When: Wednesday, May 8th, 2 p.m. - 3:30 p.m..
Where: DLC 1B70
About Kumar: Kumar Vijay Mishra holds a Ph.D. in electrical engineering and M.S. in mathematics from The University of Iowa, along with an M.S. in electrical engineering from Colorado State University. He obtained his B.Tech. summa cum laude from the National Institute of Technology, Hamirpur. He currently serves as a Research Scientist at the Institute for Systems Research, University of Maryland, College Park, and holds advisory roles in various radar startups. Dr. Mishra has had research appointments at esteemed institutions worldwide. He has received numerous awards and recognitions for his work, including Distinguished Lecturer appointments from multiple IEEE societies, prestigious fellowships, and Best Paper Awards. He is actively involved in various IEEE committees and serves as Chair or Vice-Chair for several technical working groups. Additionally, Dr. Mishra is engaged in editorial roles for several IEEE transactions and is involved in editing upcoming radar-related books. His research interests span radar systems, signal processing, remote sensing, and electromagnetics.

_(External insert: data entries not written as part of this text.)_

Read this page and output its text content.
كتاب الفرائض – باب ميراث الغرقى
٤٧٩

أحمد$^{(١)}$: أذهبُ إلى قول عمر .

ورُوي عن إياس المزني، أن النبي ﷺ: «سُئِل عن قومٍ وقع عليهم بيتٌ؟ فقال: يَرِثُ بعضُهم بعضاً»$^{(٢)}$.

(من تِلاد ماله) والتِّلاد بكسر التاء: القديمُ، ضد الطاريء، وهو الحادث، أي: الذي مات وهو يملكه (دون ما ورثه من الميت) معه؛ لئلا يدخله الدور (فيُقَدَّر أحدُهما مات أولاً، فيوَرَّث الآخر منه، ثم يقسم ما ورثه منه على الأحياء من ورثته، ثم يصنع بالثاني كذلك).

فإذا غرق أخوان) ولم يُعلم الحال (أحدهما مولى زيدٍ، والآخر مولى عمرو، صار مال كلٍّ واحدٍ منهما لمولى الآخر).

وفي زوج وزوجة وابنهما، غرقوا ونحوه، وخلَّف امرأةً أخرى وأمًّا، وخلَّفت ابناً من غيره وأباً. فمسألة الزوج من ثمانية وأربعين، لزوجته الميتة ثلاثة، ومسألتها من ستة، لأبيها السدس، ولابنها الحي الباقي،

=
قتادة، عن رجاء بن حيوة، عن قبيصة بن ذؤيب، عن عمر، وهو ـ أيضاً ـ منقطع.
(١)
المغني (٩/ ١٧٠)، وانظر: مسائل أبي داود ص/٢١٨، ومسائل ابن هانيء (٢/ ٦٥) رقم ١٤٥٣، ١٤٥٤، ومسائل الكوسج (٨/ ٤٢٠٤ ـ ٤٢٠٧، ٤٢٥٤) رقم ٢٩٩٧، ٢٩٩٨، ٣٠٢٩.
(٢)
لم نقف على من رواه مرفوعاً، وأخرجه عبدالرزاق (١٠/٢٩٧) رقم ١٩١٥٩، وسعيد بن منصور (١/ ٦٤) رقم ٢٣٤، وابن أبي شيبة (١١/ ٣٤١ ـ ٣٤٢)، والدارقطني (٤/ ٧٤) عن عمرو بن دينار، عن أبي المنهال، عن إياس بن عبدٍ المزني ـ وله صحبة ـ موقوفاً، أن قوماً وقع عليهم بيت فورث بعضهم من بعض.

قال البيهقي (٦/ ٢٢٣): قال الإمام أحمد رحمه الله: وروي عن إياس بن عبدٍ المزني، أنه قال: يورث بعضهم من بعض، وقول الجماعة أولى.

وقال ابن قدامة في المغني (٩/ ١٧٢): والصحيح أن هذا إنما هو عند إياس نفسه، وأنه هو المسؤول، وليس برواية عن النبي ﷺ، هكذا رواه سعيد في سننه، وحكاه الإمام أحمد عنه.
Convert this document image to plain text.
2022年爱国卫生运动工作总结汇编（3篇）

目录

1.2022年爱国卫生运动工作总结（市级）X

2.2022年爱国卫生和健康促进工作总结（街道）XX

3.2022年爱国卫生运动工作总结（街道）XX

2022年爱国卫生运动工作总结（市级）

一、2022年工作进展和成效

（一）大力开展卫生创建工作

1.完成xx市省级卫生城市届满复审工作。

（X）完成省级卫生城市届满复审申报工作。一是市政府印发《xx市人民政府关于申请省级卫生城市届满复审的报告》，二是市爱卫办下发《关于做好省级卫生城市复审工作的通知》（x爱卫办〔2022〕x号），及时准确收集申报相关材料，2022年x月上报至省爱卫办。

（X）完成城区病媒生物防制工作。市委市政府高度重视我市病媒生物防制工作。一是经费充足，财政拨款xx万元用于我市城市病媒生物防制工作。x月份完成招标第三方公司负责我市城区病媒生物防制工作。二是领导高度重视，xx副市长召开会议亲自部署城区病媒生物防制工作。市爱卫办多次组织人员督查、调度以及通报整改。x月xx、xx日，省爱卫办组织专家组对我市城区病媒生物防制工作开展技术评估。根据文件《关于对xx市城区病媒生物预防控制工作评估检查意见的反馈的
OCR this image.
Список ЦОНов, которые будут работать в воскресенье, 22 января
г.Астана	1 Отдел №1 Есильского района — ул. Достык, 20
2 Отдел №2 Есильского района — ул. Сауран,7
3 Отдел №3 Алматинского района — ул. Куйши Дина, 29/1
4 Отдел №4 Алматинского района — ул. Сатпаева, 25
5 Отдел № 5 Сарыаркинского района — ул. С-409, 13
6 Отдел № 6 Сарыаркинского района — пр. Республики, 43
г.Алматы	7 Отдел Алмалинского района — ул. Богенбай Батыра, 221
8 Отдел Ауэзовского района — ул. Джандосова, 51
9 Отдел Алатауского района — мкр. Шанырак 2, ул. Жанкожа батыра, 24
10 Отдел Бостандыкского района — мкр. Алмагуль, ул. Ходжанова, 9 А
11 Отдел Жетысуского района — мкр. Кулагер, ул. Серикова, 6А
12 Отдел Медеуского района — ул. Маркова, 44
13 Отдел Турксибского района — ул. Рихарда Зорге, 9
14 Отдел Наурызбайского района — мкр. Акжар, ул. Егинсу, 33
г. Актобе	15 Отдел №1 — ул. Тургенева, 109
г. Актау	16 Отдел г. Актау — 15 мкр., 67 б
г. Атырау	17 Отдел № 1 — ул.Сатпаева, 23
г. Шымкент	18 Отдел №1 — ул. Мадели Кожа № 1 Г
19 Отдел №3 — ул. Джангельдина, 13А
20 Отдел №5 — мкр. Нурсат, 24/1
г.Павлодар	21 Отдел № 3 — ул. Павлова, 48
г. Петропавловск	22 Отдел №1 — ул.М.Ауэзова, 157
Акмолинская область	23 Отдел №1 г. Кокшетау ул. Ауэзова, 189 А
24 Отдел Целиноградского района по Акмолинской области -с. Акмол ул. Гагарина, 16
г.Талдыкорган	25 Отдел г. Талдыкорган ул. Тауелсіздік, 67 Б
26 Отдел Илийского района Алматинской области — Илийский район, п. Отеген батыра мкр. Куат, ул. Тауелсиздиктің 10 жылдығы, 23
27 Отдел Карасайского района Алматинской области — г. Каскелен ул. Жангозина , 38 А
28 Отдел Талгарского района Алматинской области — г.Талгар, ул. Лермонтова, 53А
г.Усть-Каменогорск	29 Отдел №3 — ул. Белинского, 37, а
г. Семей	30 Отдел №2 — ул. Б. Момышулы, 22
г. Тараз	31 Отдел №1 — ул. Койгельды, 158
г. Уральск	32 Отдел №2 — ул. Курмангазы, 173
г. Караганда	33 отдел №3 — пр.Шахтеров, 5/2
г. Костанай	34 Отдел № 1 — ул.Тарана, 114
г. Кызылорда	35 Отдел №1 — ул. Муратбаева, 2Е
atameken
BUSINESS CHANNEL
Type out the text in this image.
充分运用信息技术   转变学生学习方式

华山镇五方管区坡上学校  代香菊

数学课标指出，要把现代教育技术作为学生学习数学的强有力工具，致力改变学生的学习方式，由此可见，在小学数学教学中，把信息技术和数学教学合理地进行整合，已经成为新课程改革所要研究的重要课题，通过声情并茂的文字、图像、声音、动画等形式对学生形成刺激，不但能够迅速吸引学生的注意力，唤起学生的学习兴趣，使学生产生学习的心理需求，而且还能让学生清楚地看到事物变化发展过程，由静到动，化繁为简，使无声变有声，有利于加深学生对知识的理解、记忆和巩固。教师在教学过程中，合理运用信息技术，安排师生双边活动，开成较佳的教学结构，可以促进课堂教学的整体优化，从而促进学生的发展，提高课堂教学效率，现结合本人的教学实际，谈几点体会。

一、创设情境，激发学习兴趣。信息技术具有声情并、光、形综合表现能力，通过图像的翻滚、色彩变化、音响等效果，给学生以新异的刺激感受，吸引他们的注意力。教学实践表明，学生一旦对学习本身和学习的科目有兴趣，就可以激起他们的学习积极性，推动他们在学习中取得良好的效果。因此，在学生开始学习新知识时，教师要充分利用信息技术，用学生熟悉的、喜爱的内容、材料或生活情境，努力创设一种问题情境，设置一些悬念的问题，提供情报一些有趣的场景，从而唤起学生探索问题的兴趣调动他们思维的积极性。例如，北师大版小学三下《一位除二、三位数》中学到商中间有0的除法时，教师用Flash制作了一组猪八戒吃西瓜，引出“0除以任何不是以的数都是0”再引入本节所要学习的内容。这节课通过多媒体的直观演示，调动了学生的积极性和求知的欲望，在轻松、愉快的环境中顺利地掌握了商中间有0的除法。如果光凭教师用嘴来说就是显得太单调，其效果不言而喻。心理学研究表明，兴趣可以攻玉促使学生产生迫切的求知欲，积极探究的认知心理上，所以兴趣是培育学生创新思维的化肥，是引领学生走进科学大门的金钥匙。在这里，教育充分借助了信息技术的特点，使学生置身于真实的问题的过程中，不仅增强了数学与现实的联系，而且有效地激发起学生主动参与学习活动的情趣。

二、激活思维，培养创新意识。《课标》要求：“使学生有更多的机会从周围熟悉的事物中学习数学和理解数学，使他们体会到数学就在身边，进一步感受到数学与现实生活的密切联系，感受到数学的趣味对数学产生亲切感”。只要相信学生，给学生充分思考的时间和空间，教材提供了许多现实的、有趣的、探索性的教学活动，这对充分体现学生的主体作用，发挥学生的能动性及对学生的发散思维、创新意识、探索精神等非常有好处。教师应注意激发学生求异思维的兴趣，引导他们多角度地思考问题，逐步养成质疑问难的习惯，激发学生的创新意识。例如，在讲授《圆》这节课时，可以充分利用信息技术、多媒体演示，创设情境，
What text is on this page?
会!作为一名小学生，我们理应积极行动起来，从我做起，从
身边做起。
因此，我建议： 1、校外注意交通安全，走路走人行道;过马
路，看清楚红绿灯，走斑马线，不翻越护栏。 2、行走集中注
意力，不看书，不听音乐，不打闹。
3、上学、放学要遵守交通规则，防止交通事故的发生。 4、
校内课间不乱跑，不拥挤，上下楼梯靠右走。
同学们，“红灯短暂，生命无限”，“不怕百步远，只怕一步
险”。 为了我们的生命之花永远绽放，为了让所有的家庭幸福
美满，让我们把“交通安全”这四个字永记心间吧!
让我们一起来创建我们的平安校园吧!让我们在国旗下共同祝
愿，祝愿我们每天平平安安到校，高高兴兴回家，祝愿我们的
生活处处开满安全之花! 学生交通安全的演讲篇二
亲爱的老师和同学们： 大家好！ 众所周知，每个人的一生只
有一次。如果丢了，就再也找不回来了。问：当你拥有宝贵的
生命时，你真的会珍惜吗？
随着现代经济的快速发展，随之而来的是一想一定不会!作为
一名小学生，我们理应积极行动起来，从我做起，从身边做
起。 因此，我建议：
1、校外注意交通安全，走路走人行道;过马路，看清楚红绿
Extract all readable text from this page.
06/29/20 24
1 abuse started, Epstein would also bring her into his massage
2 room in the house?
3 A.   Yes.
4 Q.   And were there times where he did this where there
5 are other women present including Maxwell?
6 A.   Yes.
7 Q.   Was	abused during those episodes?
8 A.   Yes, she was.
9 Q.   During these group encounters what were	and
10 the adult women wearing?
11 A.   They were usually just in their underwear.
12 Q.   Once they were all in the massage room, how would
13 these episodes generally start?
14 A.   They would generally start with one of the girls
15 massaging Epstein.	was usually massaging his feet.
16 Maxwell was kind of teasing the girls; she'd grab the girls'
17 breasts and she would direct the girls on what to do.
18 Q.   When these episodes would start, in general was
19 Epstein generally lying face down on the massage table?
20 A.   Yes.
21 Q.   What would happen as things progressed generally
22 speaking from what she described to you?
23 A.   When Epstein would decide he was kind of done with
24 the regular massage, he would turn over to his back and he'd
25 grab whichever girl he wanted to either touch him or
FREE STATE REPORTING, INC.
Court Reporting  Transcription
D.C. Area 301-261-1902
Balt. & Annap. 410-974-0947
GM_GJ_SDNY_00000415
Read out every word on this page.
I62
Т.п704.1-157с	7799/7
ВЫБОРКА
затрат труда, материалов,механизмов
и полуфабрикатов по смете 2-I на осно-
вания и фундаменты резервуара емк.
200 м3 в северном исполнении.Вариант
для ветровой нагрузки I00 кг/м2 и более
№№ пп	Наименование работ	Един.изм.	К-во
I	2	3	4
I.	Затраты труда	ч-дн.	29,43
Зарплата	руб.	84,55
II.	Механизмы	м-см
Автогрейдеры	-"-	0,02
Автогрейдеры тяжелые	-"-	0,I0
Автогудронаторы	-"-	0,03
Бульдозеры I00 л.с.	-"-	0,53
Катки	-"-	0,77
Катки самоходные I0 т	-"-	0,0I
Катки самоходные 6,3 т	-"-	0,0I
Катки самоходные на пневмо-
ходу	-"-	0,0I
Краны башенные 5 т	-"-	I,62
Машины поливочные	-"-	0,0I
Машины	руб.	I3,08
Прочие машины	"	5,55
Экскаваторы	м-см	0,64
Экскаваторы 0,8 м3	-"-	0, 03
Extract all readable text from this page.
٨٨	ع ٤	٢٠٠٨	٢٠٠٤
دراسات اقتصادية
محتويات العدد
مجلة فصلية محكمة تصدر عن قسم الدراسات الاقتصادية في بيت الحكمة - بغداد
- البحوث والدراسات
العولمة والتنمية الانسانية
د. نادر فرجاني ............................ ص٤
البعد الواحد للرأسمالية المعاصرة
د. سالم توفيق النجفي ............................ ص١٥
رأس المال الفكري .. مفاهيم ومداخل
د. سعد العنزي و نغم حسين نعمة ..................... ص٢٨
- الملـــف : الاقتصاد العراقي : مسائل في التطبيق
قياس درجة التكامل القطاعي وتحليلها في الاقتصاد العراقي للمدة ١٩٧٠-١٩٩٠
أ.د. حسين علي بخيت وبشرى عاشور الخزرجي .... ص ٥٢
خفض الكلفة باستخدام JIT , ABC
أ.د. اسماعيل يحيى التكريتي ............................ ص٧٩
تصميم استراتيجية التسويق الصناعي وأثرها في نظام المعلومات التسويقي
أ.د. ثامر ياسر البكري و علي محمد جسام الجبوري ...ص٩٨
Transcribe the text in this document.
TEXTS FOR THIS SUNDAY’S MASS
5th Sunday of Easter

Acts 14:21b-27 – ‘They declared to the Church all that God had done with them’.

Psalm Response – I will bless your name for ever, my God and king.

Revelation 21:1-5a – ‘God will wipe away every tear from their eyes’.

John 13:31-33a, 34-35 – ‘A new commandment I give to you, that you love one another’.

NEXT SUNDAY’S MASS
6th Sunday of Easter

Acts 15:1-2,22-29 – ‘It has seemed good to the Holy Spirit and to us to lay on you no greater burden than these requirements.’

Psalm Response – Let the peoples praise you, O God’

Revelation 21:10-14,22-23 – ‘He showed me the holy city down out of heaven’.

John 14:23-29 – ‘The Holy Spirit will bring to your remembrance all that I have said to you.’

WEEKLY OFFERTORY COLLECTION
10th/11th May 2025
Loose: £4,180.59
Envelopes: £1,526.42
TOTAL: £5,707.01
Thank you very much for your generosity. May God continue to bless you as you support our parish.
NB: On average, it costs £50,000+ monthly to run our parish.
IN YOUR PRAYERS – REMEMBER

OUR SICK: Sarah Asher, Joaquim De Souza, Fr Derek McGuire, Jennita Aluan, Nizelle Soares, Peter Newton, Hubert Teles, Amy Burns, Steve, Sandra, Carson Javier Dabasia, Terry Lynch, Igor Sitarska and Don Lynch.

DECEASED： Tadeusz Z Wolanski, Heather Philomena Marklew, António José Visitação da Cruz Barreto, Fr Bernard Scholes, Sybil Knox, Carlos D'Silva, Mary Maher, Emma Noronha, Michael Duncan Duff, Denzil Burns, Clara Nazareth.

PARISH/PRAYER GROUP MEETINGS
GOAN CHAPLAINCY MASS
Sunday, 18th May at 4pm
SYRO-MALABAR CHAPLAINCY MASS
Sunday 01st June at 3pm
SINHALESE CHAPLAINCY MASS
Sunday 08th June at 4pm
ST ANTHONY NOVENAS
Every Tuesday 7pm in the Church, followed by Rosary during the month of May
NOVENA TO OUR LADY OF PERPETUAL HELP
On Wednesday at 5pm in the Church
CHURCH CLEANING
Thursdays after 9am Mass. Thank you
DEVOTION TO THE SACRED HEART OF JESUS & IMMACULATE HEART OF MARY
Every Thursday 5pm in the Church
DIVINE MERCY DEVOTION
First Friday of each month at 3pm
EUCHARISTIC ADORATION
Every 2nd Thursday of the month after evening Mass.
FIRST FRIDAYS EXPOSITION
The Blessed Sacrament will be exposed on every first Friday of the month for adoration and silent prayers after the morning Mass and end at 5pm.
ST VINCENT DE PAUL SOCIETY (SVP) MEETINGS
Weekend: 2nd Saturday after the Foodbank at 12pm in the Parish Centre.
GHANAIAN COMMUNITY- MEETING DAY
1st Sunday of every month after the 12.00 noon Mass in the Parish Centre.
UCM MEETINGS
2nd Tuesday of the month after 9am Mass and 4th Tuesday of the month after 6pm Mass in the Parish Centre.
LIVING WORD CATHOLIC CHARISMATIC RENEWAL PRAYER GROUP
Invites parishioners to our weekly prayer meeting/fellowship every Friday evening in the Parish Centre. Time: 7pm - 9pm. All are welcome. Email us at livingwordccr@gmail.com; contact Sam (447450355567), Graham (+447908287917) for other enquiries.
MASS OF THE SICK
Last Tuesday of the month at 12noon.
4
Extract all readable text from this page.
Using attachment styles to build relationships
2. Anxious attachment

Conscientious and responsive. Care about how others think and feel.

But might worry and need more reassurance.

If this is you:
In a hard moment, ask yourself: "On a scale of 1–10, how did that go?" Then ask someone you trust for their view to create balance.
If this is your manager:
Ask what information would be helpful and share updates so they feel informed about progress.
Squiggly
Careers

Abstract: In this talk, we focus on the recent signal processing strategies and challenges associated with the development of sensing and communication systems that coexist with the vehicles and road infrastructure deployed in a given area. We consider a broad definition of coexistence, which covers joint communication and sensing, collaborative communication and sensing, and also interference. We consider an aspect of the coexistence paradigm where the two systems support each other beyond interference mitigation such as sensor-aided communications and communications-aided sensing. This opens up the avenue for the development of multivehicle sensor fusion strategies. We describe recent works that define topologies for combining radar and communication functionalities into the same equipment, drawing on the spectrum scarcity and possible gains from the reuse of resources. In particular, we focus on the joint design of a waveform to mitigate interference, including communications-centric waveforms (OFDMA and 802.11ad), radar-centric waveforms (PMCW), or unified waveforms achieving optimal trade-offs between the two systems.